The discussion also brought up interesting points about audiences for art in libraries, with Ally Proctor sharing the experience of a friend of hers who, while presenting artworks in a library in the US, came across an unexpected audience of homeless people who habitually use the library as a safe and dry refuge from the outdoor conditions. Could art in libraries be a means of reaching out to these disenfranchised audiences?
Karen McCauley spoke about how the Royal Conservatoire’s library has often hosted musical events, rather than visual art, obviously influenced by the students’ artistic focus and there was discussion of maybe developing some sort of exchange where students from the Conservatoire could perform at the GSA Library and GSA students could create art for the Conservatoire.
After the end of Library Camp Glasgow, Karen also brought up some new discussion points via her blog, which would be interesting to thrash out at a later event about how librarians evaluate the value and reach of creative efforts taking place in libraries. For me the idea of art in libraries is an important component of the political stance taken by environmental artists to displace art from its position of elitism and commercialism and instead make it available to everyone on a platform where the audience feels included in the work.

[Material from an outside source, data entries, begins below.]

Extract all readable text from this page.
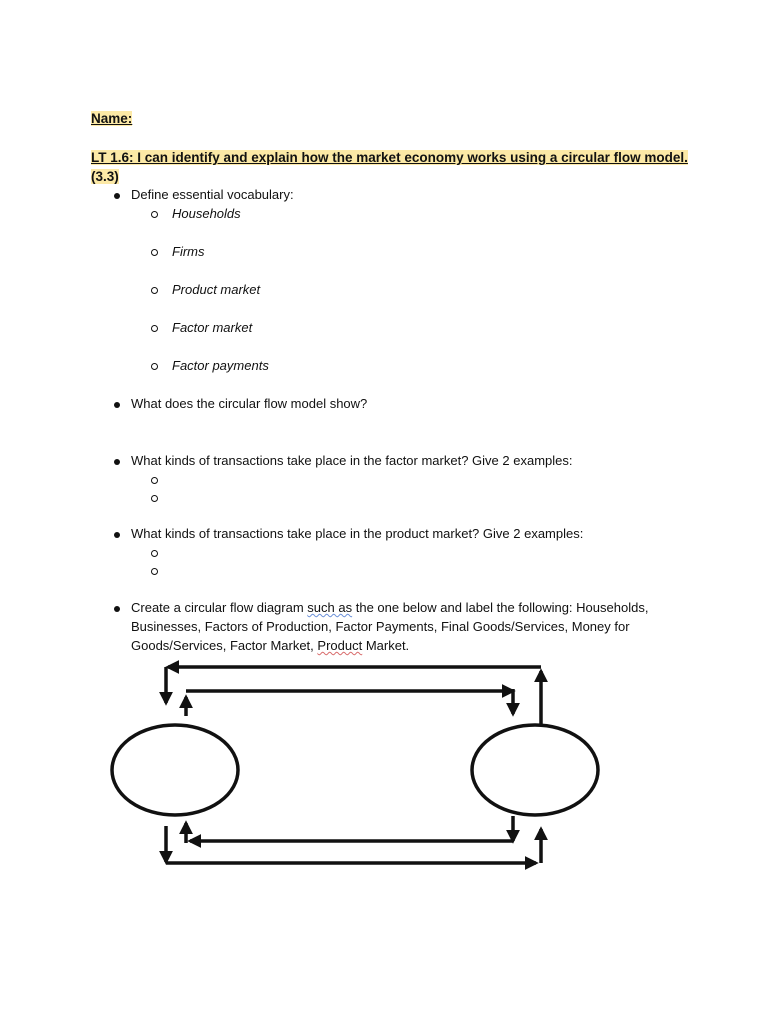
Name:
LT 1.6: I can identify and explain how the market economy works using a circular flow model.
(3.3)
Define essential vocabulary:
Households
Firms
Product market
Factor market
Factor payments
What does the circular flow model show?
What kinds of transactions take place in the factor market? Give 2 examples:
What kinds of transactions take place in the product market? Give 2 examples:
Create a circular flow diagram such as the one below and label the following: Households,
Businesses, Factors of Production, Factor Payments, Final Goods/Services, Money for
Goods/Services, Factor Market, Product Market.
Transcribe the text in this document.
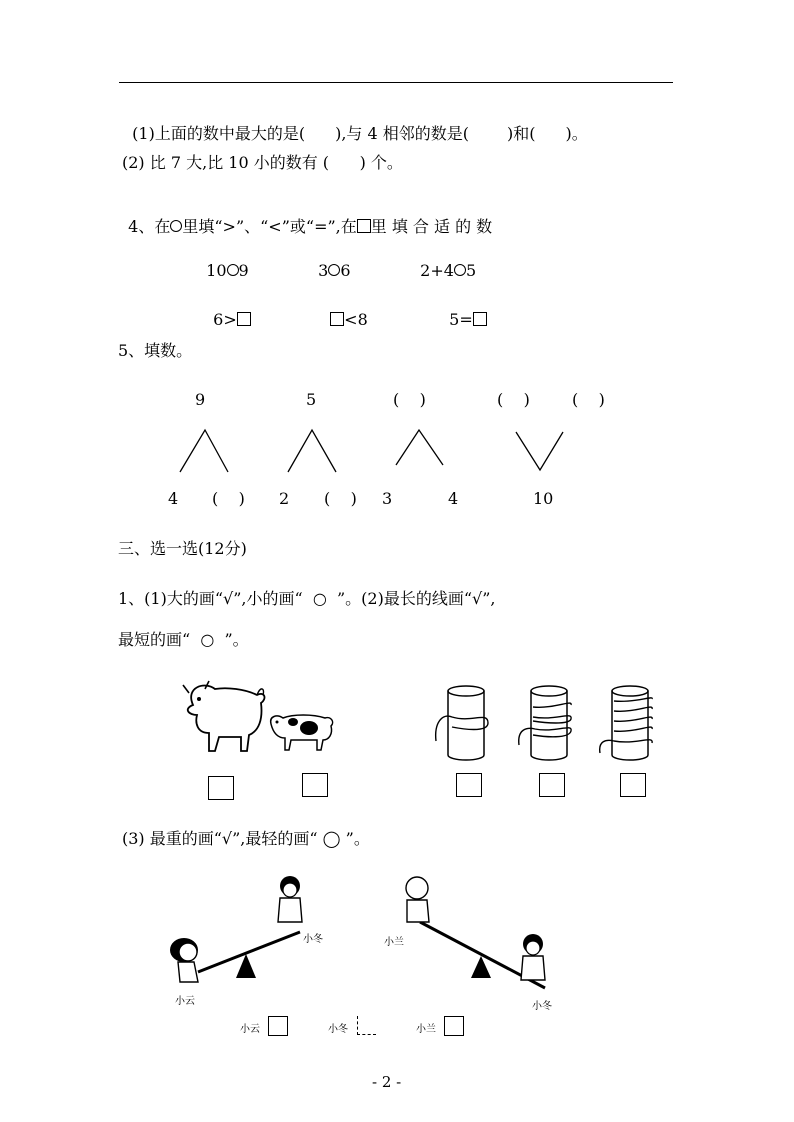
(1)上面的数中最大的是( ),与 4 相邻的数是( )和( )。

(2) 比 7 大,比 10 小的数有 (      ) 个。

4、在 里填“>”、“<”或“=”,在 里 填 合 适 的 数

10 9	3 6	2+4 5

6>	<8	5=

5、填数。
9	5	(    )	(    )	(    )
4 (    ) 2 (    ) 3	4	10
三、选一选(12分)
1、(1)大的画“√”,小的画“  ○  ”。(2)最长的线画“√”,
最短的画“  ○  ”。
(3) 最重的画“√”,最轻的画“ ◯ ”。
小云
小冬	小兰
小冬
小云	小冬	小兰
- 2 -
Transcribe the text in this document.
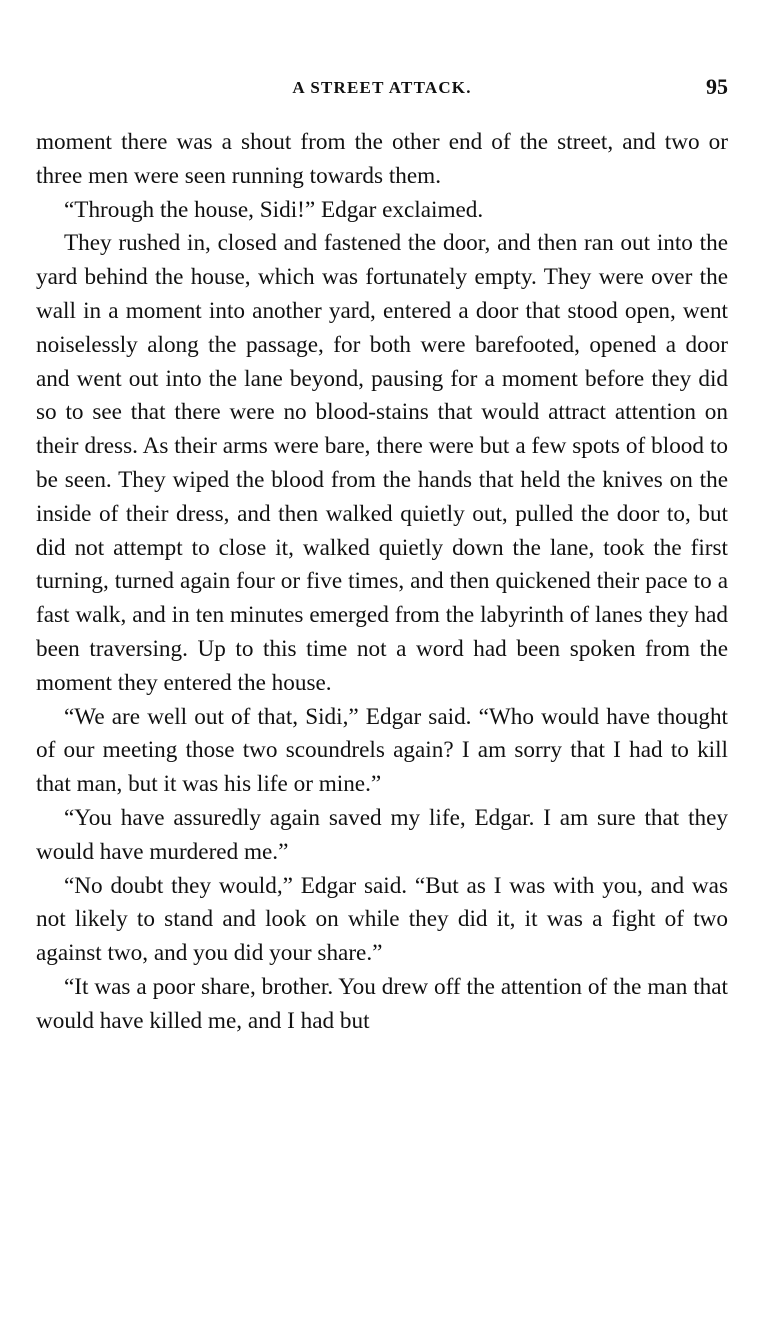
A STREET ATTACK.	95

moment there was a shout from the other end of the street, and two or three men were seen running towards them.

“Through the house, Sidi!” Edgar exclaimed.

They rushed in, closed and fastened the door, and then ran out into the yard behind the house, which was fortunately empty. They were over the wall in a moment into another yard, entered a door that stood open, went noiselessly along the passage, for both were barefooted, opened a door and went out into the lane beyond, pausing for a moment before they did so to see that there were no blood-stains that would attract attention on their dress. As their arms were bare, there were but a few spots of blood to be seen. They wiped the blood from the hands that held the knives on the inside of their dress, and then walked quietly out, pulled the door to, but did not attempt to close it, walked quietly down the lane, took the first turning, turned again four or five times, and then quickened their pace to a fast walk, and in ten minutes emerged from the labyrinth of lanes they had been traversing. Up to this time not a word had been spoken from the moment they entered the house.

“We are well out of that, Sidi,” Edgar said. “Who would have thought of our meeting those two scoundrels again? I am sorry that I had to kill that man, but it was his life or mine.”

“You have assuredly again saved my life, Edgar. I am sure that they would have murdered me.”

“No doubt they would,” Edgar said. “But as I was with you, and was not likely to stand and look on while they did it, it was a fight of two against two, and you did your share.”

“It was a poor share, brother. You drew off the attention of the man that would have killed me, and I had but
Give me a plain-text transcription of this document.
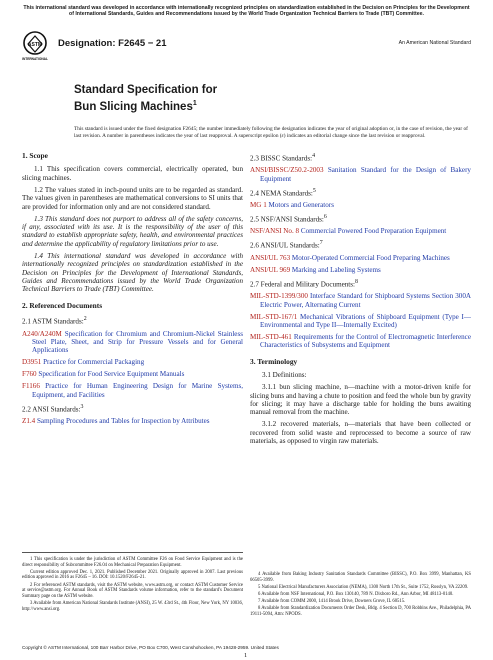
This international standard was developed in accordance with internationally recognized principles on standardization established in the Decision on Principles for the Development of International Standards, Guides and Recommendations issued by the World Trade Organization Technical Barriers to Trade (TBT) Committee.
ASTM
INTERNATIONAL
Designation: F2645 − 21	An American National Standard
Standard Specification for
Bun Slicing Machines$^1$
This standard is issued under the fixed designation F2645; the number immediately following the designation indicates the year of original adoption or, in the case of revision, the year of last revision. A number in parentheses indicates the year of last reapproval. A superscript epsilon (ε) indicates an editorial change since the last revision or reapproval.
1. Scope

1.1 This specification covers commercial, electrically operated, bun slicing machines.

1.2 The values stated in inch-pound units are to be regarded as standard. The values given in parentheses are mathematical conversions to SI units that are provided for information only and are not considered standard.

1.3 This standard does not purport to address all of the safety concerns, if any, associated with its use. It is the responsibility of the user of this standard to establish appropriate safety, health, and environmental practices and determine the applicability of regulatory limitations prior to use.

1.4 This international standard was developed in accordance with internationally recognized principles on standardization established in the Decision on Principles for the Development of International Standards, Guides and Recommendations issued by the World Trade Organization Technical Barriers to Trade (TBT) Committee.

2. Referenced Documents

2.1 ASTM Standards:$^2$

A240/A240M Specification for Chromium and Chromium-Nickel Stainless Steel Plate, Sheet, and Strip for Pressure Vessels and for General Applications

D3951 Practice for Commercial Packaging

F760 Specification for Food Service Equipment Manuals

F1166 Practice for Human Engineering Design for Marine Systems, Equipment, and Facilities

2.2 ANSI Standards:$^3$

Z1.4 Sampling Procedures and Tables for Inspection by Attributes

2.3 BISSC Standards:$^4$

ANSI/BISSC/Z50.2-2003 Sanitation Standard for the Design of Bakery Equipment

2.4 NEMA Standards:$^5$

MG 1 Motors and Generators

2.5 NSF/ANSI Standards:$^6$

NSF/ANSI No. 8 Commercial Powered Food Preparation Equipment

2.6 ANSI/UL Standards:$^7$

ANSI/UL 763 Motor-Operated Commercial Food Preparing Machines

ANSI/UL 969 Marking and Labeling Systems

2.7 Federal and Military Documents:$^8$

MIL-STD-1399/300 Interface Standard for Shipboard Systems Section 300A Electric Power, Alternating Current

MIL-STD-167/1 Mechanical Vibrations of Shipboard Equipment (Type I—Environmental and Type II—Internally Excited)

MIL-STD-461 Requirements for the Control of Electromagnetic Interference Characteristics of Subsystems and Equipment

3. Terminology

3.1 Definitions:

3.1.1 bun slicing machine, n—machine with a motor-driven knife for slicing buns and having a chute to position and feed the whole bun by gravity for slicing; it may have a discharge table for holding the buns awaiting manual removal from the machine.

3.1.2 recovered materials, n—materials that have been collected or recovered from solid waste and reprocessed to become a source of raw materials, as opposed to virgin raw materials.

1 This specification is under the jurisdiction of ASTM Committee F26 on Food Service Equipment and is the direct responsibility of Subcommittee F26.04 on Mechanical Preparation Equipment.

Current edition approved Dec. 1, 2021. Published December 2021. Originally approved in 2007. Last previous edition approved in 2016 as F2645 – 16. DOI: 10.1520/F2645-21.

2 For referenced ASTM standards, visit the ASTM website, www.astm.org, or contact ASTM Customer Service at service@astm.org. For Annual Book of ASTM Standards volume information, refer to the standard's Document Summary page on the ASTM website.

3 Available from American National Standards Institute (ANSI), 25 W. 43rd St., 4th Floor, New York, NY 10036, http://www.ansi.org.

4 Available from Baking Industry Sanitation Standards Committee (BISSC), P.O. Box 3999, Manhattan, KS 66505-3999.

5 National Electrical Manufacturers Association (NEMA), 1300 North 17th St., Suite 1752, Rosslyn, VA 22209.

6 Available from NSF International, P.O. Box 130140, 789 N. Dixboro Rd., Ann Arbor, MI 48113-0140.

7 Available from COMM 2000, 1414 Brook Drive, Downers Grove, IL 60515.

8 Available from Standardization Documents Order Desk, Bldg. 4 Section D, 700 Robbins Ave., Philadelphia, PA 19111-5094, Attn: NPODS.

Copyright © ASTM International, 100 Barr Harbor Drive, PO Box C700, West Conshohocken, PA 19428-2959. United States
1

Secondly though, how do librarians speak about the work once it’s been produced? Do they have the necessary critical vocabulary to do so? In my first week as a trainee at GSA, there were indeed a lot of questions going about on what constitutes a crit term for the critical analysis session students at GSA regularly have to take part in to develop a critical awareness of their work. It was interesting to me to find out that none of the librarians at GSA had ever taken part in one, even though I’d imagine that their insights would be really valuable. I’m not sure though that there is such a need for complex language in the analysis of art. Most importantly, I feel that everyone should be able to provide a critique of an artwork, without in depth training (even though this may go against the past 3 years I spent studying at GSA). In 4th year Environmental Art, my crits used to get broken down in 3 parts:
- Describe what you see.
- Describe how it makes you feel.
- Interpret the meaning of what you see and how the work makes you feel.
Finally, depending on whether the interpretation matched the artist’s intention or not, the artwork would be deemed successful or unsuccessful. I feel this structure could easily be transferred to the context of a librarian discussing work taking place in their library, but equally could be passed on to any member of the public, trained or untrained, who wished to discuss an artwork.
Hopefully, this is only the start of many discussions on how libraries can provide the framework for many forms of artistic expression.